According to the latest Timetric Construction Risk Index (CRI), the overall level of risk facing the global construction industry picked up in the third quarter of 2015, rising to its highest level in four quarters.
This reflects a worsening risk profile across most emerging markets, which offset a marginal improvement in that for advanced economies. Fifteen of 50 countries in the CRI recorded improvements in their risk profiles in the third quarter, notably the United States and South Korea, the former posting continued growth in its economy and construction industry, and the latter benefiting from a recent upgrade of its sovereign credit rating. As a result, the United States rose by two places to fourth place in the rankings, remaining behind a top three of Sweden, Switzerland and Singapore.
There is no change at the bottom of the rankings, with Greece, Argentina and Venezuela remaining the highest risk countries in the CRI. Malaysia was the worst performer in the third quarter update, with its risk profile deteriorating in the face of a major corruption scandal engulfing the country’s prime minister and a sharp decline in the ringgit (currency).

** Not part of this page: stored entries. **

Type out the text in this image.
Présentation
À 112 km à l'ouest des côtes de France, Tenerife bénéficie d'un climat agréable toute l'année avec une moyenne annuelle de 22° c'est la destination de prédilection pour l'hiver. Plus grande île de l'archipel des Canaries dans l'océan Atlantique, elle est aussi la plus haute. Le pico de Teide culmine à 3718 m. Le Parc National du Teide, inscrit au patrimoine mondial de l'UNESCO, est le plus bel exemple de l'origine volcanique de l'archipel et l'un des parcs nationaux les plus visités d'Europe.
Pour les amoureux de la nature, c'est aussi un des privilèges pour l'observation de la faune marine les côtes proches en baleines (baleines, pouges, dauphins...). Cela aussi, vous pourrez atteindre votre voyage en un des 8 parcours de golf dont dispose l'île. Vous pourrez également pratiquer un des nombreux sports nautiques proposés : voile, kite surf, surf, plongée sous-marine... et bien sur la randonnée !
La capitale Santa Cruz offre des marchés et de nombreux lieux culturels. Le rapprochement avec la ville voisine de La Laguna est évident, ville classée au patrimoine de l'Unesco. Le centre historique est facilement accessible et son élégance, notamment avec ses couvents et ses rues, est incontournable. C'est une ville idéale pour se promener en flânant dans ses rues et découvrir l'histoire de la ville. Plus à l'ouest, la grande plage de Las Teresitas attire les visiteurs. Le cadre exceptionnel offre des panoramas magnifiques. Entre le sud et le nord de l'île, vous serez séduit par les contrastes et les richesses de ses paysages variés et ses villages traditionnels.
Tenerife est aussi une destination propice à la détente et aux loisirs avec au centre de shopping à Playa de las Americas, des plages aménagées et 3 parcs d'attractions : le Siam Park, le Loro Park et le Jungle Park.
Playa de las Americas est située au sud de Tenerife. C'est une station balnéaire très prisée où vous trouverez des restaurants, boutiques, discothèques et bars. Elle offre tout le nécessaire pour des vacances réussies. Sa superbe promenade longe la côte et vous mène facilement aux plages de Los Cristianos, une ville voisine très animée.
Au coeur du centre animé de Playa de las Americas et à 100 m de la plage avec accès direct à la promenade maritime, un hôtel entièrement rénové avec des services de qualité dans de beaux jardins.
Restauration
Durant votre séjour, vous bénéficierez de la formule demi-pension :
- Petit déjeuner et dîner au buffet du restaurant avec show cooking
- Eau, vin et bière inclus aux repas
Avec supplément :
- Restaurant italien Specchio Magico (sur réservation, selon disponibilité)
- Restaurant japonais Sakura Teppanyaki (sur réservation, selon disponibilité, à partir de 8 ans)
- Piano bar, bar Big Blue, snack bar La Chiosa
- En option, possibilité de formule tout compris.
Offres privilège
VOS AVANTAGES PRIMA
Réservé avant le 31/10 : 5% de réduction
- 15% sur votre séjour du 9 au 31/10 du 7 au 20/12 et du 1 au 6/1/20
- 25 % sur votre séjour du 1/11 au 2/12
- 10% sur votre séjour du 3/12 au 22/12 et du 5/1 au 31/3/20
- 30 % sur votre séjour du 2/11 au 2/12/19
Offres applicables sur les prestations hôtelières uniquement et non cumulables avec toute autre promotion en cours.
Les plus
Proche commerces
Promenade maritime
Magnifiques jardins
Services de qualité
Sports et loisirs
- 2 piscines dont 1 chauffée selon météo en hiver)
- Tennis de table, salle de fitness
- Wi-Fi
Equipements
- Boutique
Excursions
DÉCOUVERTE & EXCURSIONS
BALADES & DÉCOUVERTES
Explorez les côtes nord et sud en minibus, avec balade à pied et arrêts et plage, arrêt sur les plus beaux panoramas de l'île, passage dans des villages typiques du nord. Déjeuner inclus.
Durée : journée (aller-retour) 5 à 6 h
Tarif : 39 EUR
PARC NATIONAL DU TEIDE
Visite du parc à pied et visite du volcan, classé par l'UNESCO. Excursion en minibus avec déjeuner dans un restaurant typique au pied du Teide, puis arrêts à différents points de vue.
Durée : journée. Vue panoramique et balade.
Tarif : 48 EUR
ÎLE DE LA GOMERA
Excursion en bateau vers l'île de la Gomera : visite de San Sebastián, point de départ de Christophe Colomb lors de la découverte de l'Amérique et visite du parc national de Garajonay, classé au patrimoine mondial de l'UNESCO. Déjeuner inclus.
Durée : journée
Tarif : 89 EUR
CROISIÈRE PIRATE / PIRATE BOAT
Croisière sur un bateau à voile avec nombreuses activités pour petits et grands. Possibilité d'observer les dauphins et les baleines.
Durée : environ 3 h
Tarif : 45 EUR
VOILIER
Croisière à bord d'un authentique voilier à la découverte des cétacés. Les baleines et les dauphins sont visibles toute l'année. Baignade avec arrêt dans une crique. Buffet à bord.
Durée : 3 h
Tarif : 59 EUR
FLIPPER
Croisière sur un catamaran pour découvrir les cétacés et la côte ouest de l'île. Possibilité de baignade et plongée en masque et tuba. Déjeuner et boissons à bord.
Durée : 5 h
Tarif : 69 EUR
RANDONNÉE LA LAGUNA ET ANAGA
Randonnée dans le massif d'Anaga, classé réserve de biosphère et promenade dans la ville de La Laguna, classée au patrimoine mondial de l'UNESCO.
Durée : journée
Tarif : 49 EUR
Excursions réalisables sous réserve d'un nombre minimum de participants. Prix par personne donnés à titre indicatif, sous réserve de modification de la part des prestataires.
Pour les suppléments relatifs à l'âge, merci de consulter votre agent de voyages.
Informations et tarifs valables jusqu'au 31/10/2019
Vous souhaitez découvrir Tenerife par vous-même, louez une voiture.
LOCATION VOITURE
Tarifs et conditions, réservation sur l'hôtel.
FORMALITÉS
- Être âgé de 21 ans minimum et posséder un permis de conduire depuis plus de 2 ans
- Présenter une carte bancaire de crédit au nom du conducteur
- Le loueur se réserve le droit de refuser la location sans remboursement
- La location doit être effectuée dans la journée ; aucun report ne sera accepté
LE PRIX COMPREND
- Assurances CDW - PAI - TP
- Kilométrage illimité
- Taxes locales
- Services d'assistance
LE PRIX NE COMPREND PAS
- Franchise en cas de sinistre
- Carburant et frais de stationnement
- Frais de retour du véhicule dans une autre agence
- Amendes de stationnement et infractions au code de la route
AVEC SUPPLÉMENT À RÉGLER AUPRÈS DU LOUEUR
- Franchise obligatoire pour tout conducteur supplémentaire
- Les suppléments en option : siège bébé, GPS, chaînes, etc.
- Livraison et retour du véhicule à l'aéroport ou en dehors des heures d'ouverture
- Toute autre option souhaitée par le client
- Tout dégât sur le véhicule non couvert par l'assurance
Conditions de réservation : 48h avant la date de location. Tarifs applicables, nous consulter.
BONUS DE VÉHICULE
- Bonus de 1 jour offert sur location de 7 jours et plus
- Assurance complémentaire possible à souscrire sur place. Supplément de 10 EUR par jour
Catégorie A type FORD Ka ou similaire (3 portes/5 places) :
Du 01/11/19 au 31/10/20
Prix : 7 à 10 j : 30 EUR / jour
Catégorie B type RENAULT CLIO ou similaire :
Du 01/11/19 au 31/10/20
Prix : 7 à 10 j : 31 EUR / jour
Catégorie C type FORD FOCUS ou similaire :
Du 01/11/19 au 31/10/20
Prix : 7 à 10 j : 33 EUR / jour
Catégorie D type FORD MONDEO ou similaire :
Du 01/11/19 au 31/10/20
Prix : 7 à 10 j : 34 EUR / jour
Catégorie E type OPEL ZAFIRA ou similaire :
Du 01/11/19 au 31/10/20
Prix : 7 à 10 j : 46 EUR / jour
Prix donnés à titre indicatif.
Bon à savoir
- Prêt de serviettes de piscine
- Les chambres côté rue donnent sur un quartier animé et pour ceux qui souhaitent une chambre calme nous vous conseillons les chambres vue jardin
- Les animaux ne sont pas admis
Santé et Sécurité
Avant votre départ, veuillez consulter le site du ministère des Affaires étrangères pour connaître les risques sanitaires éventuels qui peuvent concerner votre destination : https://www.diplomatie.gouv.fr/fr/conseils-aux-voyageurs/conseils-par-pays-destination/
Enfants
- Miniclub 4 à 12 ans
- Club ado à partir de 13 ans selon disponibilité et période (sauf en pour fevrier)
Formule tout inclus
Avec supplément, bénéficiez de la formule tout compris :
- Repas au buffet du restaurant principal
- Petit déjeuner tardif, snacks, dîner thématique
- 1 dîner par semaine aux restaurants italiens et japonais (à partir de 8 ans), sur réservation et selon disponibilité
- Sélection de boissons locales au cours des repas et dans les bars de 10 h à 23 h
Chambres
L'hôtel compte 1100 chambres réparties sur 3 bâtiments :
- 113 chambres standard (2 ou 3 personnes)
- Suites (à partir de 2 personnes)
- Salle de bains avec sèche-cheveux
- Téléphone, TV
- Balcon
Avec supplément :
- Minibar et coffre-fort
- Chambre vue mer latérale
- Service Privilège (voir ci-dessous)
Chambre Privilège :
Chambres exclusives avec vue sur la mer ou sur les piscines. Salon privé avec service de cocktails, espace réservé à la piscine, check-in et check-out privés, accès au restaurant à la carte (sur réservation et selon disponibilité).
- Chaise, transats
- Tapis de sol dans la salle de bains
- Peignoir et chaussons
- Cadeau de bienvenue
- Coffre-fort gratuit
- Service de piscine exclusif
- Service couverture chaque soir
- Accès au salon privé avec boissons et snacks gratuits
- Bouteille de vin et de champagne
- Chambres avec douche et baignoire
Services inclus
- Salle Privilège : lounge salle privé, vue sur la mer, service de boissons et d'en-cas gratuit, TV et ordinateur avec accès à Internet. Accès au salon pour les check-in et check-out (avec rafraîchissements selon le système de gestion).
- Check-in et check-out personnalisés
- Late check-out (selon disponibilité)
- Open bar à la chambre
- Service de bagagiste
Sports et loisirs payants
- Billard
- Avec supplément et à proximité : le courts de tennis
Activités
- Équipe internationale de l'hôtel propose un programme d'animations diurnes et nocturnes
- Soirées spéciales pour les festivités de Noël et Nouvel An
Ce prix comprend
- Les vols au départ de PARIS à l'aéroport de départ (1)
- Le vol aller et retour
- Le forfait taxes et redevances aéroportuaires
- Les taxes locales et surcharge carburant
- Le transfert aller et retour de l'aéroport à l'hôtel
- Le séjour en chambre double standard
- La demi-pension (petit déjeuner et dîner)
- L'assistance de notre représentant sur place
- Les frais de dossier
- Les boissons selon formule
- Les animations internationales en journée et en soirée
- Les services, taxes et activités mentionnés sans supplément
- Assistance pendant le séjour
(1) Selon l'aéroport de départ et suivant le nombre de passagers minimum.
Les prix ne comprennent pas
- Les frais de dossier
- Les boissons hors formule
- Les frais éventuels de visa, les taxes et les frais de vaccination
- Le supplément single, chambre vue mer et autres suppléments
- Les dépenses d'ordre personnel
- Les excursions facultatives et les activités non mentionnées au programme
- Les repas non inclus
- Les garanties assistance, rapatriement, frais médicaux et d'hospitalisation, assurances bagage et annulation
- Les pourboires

Based on aggregate risk scores for the major regions, the Asia-Pacific region was the worst performer in the third quarter update. In addition to Malaysia’s problems, there are particular worries over the outlook for China’s economy, with the country’s policymakers facing the challenge of rebalancing the economy while still trying to maintain a high rate of growth. In view of China’s significant role in supporting growth in Asia and also in its trading partners, a sharp slowdown in China’s economy would be felt widely across the globe.

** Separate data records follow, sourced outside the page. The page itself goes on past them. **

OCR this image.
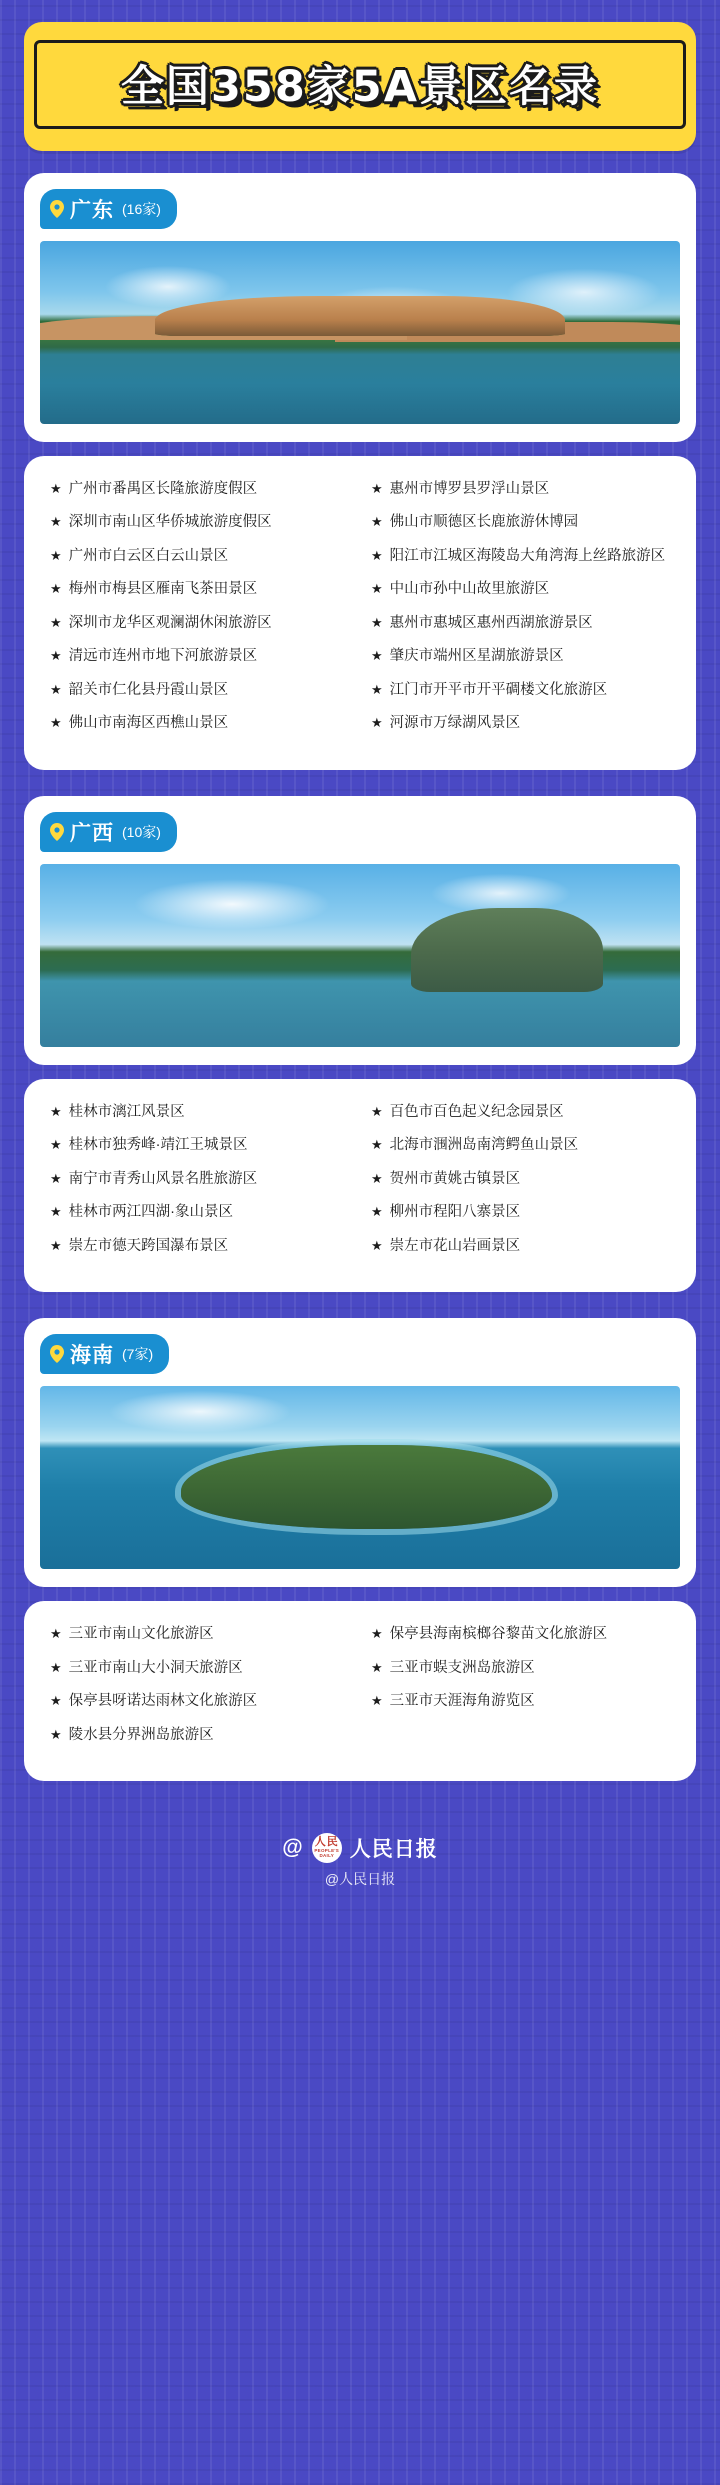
全国358家5A景区名录
广东 (16家)
★ 广州市番禺区长隆旅游度假区
★ 深圳市南山区华侨城旅游度假区
★ 广州市白云区白云山景区
★ 梅州市梅县区雁南飞茶田景区
★ 深圳市龙华区观澜湖休闲旅游区
★ 清远市连州市地下河旅游景区
★ 韶关市仁化县丹霞山景区
★ 佛山市南海区西樵山景区
★ 惠州市博罗县罗浮山景区
★ 佛山市顺德区长鹿旅游休博园
★ 阳江市江城区海陵岛大角湾海上丝路旅游区
★ 中山市孙中山故里旅游区
★ 惠州市惠城区惠州西湖旅游景区
★ 肇庆市端州区星湖旅游景区
★ 江门市开平市开平碉楼文化旅游区
★ 河源市万绿湖风景区
广西 (10家)
★ 桂林市漓江风景区
★ 桂林市独秀峰·靖江王城景区
★ 南宁市青秀山风景名胜旅游区
★ 桂林市两江四湖·象山景区
★ 崇左市德天跨国瀑布景区
★ 百色市百色起义纪念园景区
★ 北海市涠洲岛南湾鳄鱼山景区
★ 贺州市黄姚古镇景区
★ 柳州市程阳八寨景区
★ 崇左市花山岩画景区
海南 (7家)
★ 三亚市南山文化旅游区
★ 三亚市南山大小洞天旅游区
★ 保亭县呀诺达雨林文化旅游区
★ 陵水县分界洲岛旅游区
★ 保亭县海南槟榔谷黎苗文化旅游区
★ 三亚市蜈支洲岛旅游区
★ 三亚市天涯海角游览区
@ 人民
PEOPLE'S DAILY 人民日报
@人民日报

Low oil prices continue to contribute to a worsening risk profile for the Middle East and Africa, derailing investment in new and ongoing infrastructure and buildings projects. However, Eastern Europe remains the highest risk region, in part owing to impact over the past year of the fallout from Russia’s intervention in Ukraine.

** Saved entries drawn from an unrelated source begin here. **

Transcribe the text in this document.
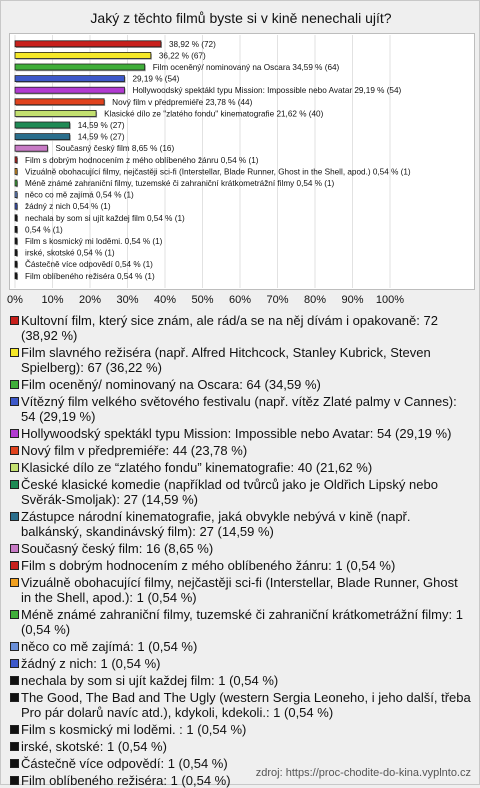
Jaký z těchto filmů byste si v kině nenechali ujít?
38,92 % (72)
36,22 % (67)
Film oceněný/ nominovaný na Oscara 34,59 % (64)
29,19 % (54)
Hollywoodský spektákl typu Mission: Impossible nebo Avatar 29,19 % (54)
Nový film v předpremiéře 23,78 % (44)
Klasické dílo ze "zlatého fondu" kinematografie 21,62 % (40)
14,59 % (27)
14,59 % (27)
Současný český film 8,65 % (16)
Film s dobrým hodnocením z mého oblíbeného žánru 0,54 % (1)
Vizuálně obohacující filmy, nejčastěji sci-fi (Interstellar, Blade Runner, Ghost in the Shell, apod.) 0,54 % (1)
Méně známé zahraniční filmy, tuzemské či zahraniční krátkometrážní filmy 0,54 % (1)
něco co mě zajímá 0,54 % (1)
žádný z nich 0,54 % (1)
nechala by som si ujít každej film 0,54 % (1)
0,54 % (1)
Film s kosmický mi loděmi. 0,54 % (1)
irské, skotské 0,54 % (1)
Částečně více odpovědí 0,54 % (1)
Film oblíbeného režiséra 0,54 % (1)
Kultovní film, který sice znám, ale rád/a se na něj dívám i opakovaně: 72 (38,92 %)
Film slavného režiséra (např. Alfred Hitchcock, Stanley Kubrick, Steven Spielberg): 67 (36,22 %)
Film oceněný/ nominovaný na Oscara: 64 (34,59 %)
Vítězný film velkého světového festivalu (např. vítěz Zlaté palmy v Cannes): 54 (29,19 %)
Hollywoodský spektákl typu Mission: Impossible nebo Avatar: 54 (29,19 %)
Nový film v předpremiéře: 44 (23,78 %)
Klasické dílo ze “zlatého fondu” kinematografie: 40 (21,62 %)
České klasické komedie (například od tvůrců jako je Oldřich Lipský nebo Svěrák-Smoljak): 27 (14,59 %)
Zástupce národní kinematografie, jaká obvykle nebývá v kině (např. balkánský, skandinávský film): 27 (14,59 %)
Současný český film: 16 (8,65 %)
Film s dobrým hodnocením z mého oblíbeného žánru: 1 (0,54 %)
Vizuálně obohacující filmy, nejčastěji sci-fi (Interstellar, Blade Runner, Ghost in the Shell, apod.): 1 (0,54 %)
Méně známé zahraniční filmy, tuzemské či zahraniční krátkometrážní filmy: 1 (0,54 %)
něco co mě zajímá: 1 (0,54 %)
žádný z nich: 1 (0,54 %)
nechala by som si ujít každej film: 1 (0,54 %)
The Good, The Bad and The Ugly (western Sergia Leoneho, i jeho další, třeba Pro pár dolarů navíc atd.), kdykoli, kdekoli.: 1 (0,54 %)
Film s kosmický mi loděmi. : 1 (0,54 %)
irské, skotské: 1 (0,54 %)
Částečně více odpovědí: 1 (0,54 %)
Film oblíbeného režiséra: 1 (0,54 %)	zdroj: https://proc-chodite-do-kina.vyplnto.cz
0% 10% 20% 30% 40% 50% 60% 70% 80% 90% 100%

According to Danny Richards, lead economist at Timetric’s The Construction Intelligence Center, “The likelihood that the U.S. Federal Reserve will raise official interest rates in the near future, and thus bring to an end nearly seven years of ultra-loose monetary policy, will have severe implications for many emerging markets that have become accustomed to cheap foreign capital. Indeed, a return to more normal levels of the cost of borrowing in advanced economies, particularly the United States, will result in capital flowing out of emerging markets and contribute to a further weakening in their currencies.”